The pandemic has certainly destroyed our economy and has left thousands of people struggling to make ends meet. I understand that we can’t hope to completely go green within the next three years and that this will have to be a slow and gradual process, but it must start now! The chances we have to stop climate change before it’s too late are shrinking with each passing day. Soon it will come to a point where even if we emit no carbon, burn no fuel and stop polluting the environment all together, our planet will still be doomed. So we have to act now! I’m not expecting people to make radical changes nor am I expecting this to be easy. We will have to start small but move on to larger and larger projects gradually. But we need to start though and I thought maybe I could just get the ball rolling so real change could actually happen. I hoped I could educate people and give them the tools we need to start making changes happen and to start us on the road to a greener and better future for ourselves, for our children and for the rest of the world.

   

Preventing climate change is a never ending battle. As I have said before the possible implications of climate change are enormous and we will be most heavily hit. As a developing country with limited access to some of the coping technologies like drought resistant seeds etc we will likely face the brunt of the damage caused by global warming. These dangers are not just theoretical anymore and we are already feeling the effects in our changing weather patterns. The droughts we’ve been seeing in the last few years have been made more likely by climate change. The forest fires that devastated Australia last year were caused by climate change. Yemen, a desert, is flooding because of climate change with entire cities being engulfed by water. The ripple effect is the presence of an outrageous locust outbreak that destroyed huge amounts of crops in Eastern Africa and left many starving. These events are a testament to the fact that we as a human being are all interrelated. The weather in one country directly affects the weather every where else and therefore we have to take a stance as a global community because this is a very global problem which in the not so distant future could mean the end for us all.

So as a part of my little contribution to fighting climate change and specifically deforestation, I’ve been involved in a number of tree planting campaigns with Silwane Nature Reserve located just half an hour away from town.

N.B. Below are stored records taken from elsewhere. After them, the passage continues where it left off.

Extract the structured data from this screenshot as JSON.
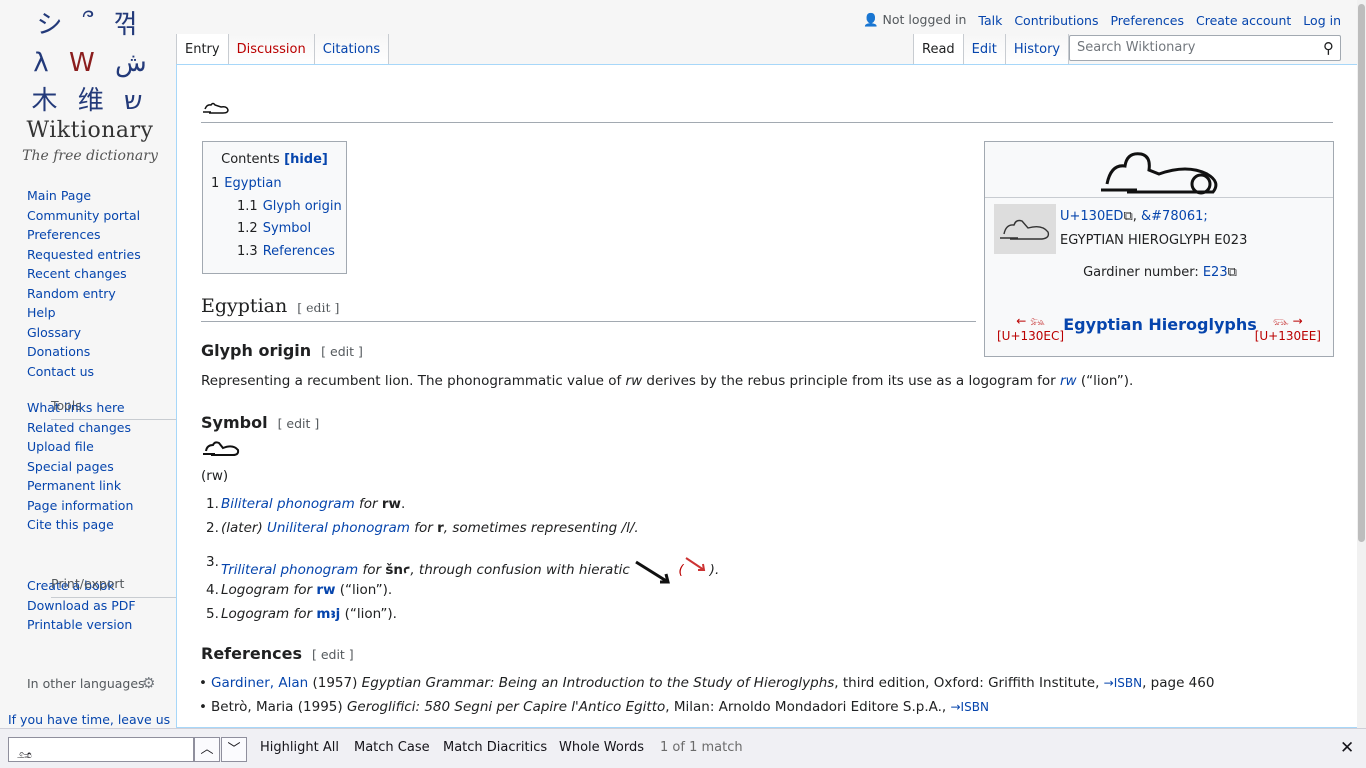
{
  "logo": {
    "wordmark": "Wiktionary",
    "tagline": "The free dictionary"
  },
  "sidebar": {
    "navigation": [
      "Main Page",
      "Community portal",
      "Preferences",
      "Requested entries",
      "Recent changes",
      "Random entry",
      "Help",
      "Glossary",
      "Donations",
      "Contact us"
    ],
    "tools_heading": "Tools",
    "tools": [
      "What links here",
      "Related changes",
      "Upload file",
      "Special pages",
      "Permanent link",
      "Page information",
      "Cite this page"
    ],
    "print_heading": "Print/export",
    "print": [
      "Create a book",
      "Download as PDF",
      "Printable version"
    ],
    "languages": "In other languages",
    "leave_note": "If you have time, leave us"
  },
  "personal": {
    "status": "Not logged in",
    "links": [
      "Talk",
      "Contributions",
      "Preferences",
      "Create account",
      "Log in"
    ]
  },
  "tabs": {
    "entry": "Entry",
    "discussion": "Discussion",
    "citations": "Citations",
    "read": "Read",
    "edit": "Edit",
    "history": "History"
  },
  "search": {
    "placeholder": "Search Wiktionary"
  },
  "page": {
    "title": "𓃭"
  },
  "toc": {
    "title": "Contents",
    "hide": "[hide]",
    "items": [
      {
        "num": "1",
        "label": "Egyptian"
      },
      {
        "num": "1.1",
        "label": "Glyph origin"
      },
      {
        "num": "1.2",
        "label": "Symbol"
      },
      {
        "num": "1.3",
        "label": "References"
      }
    ]
  },
  "infobox": {
    "codepoint": "U+130ED",
    "entity": "&#78061;",
    "name": "EGYPTIAN HIEROGLYPH E023",
    "gardiner_label": "Gardiner number:",
    "gardiner_code": "E23",
    "prev_arrow": "←",
    "prev_code": "[U+130EC]",
    "next_arrow": "→",
    "next_code": "[U+130EE]",
    "block": "Egyptian Hieroglyphs"
  },
  "sections": {
    "egyptian": "Egyptian",
    "glyph_origin": "Glyph origin",
    "symbol": "Symbol",
    "references": "References",
    "edit": "[ edit ]"
  },
  "glyph_origin": {
    "t1": "Representing a recumbent lion. The phonogrammatic value of ",
    "rw": "rw",
    "t2": " derives by the rebus principle from its use as a logogram for ",
    "t3": " (“lion”)."
  },
  "symbol": {
    "transliteration": "(rw)",
    "item1": {
      "n": "1.",
      "link": "Biliteral phonogram",
      "mid": " for ",
      "val": "rw",
      "end": "."
    },
    "item2": {
      "n": "2.",
      "pre": "(later) ",
      "link": "Uniliteral phonogram",
      "mid": " for ",
      "val": "r",
      "end": ", sometimes representing /l/."
    },
    "item3": {
      "n": "3.",
      "link": "Triliteral phonogram",
      "mid": " for ",
      "val": "šnꜥ",
      "end": ", through confusion with hieratic",
      "paren_open": " (",
      "paren_close": ")."
    },
    "item4": {
      "n": "4.",
      "pre": "Logogram",
      "mid": " for ",
      "val": "rw",
      "end": " (“lion”)."
    },
    "item5": {
      "n": "5.",
      "pre": "Logogram",
      "mid": " for ",
      "val": "mꜣj",
      "end": " (“lion”)."
    }
  },
  "references": {
    "r1": {
      "author": "Gardiner, Alan",
      "year": " (1957) ",
      "title": "Egyptian Grammar: Being an Introduction to the Study of Hieroglyphs",
      "rest": ", third edition, Oxford: Griffith Institute, ",
      "isbn": "→ISBN",
      "page": ", page 460"
    },
    "r2": {
      "author": "Betrò, Maria",
      "year": " (1995) ",
      "title": "Geroglifici: 580 Segni per Capire l'Antico Egitto",
      "rest": ", Milan: Arnoldo Mondadori Editore S.p.A., ",
      "isbn": "→ISBN"
    }
  },
  "findbar": {
    "query": "𓃭",
    "highlight": "Highlight All",
    "match_case": "Match Case",
    "diacritics": "Match Diacritics",
    "whole_words": "Whole Words",
    "status": "1 of 1 match"
  }
}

Deforestation leads to increased soil erosion and damages caused by floods and even results in desertification. Yes, our country could turn to a desert, a horrifying situation which is currently happening in in the Sahel region in North Africa. The sad thing is that this a climate change problem which we can actually solve. The best way to make a difference and get started is to plant more trees. This has the effect of helping the wildlife and also helps to reduce emissions as trees act as a natural carbon sink, sucking the carbon dioxide straight out of the air and giving us oxygen. In addition to this, I have been working with the Bulawayo Publicity Association to try and release a few informative and short articles that will hopefully help people better understand what climate change actually is and what we need to do to stop it. This is the just the beginning though and I plan to massively increase my efforts in the near future. We have limited time but we have unlimited will power, so together let’s make the change, let’s stop climate change and let’s save our city, our country and ultimately our planet!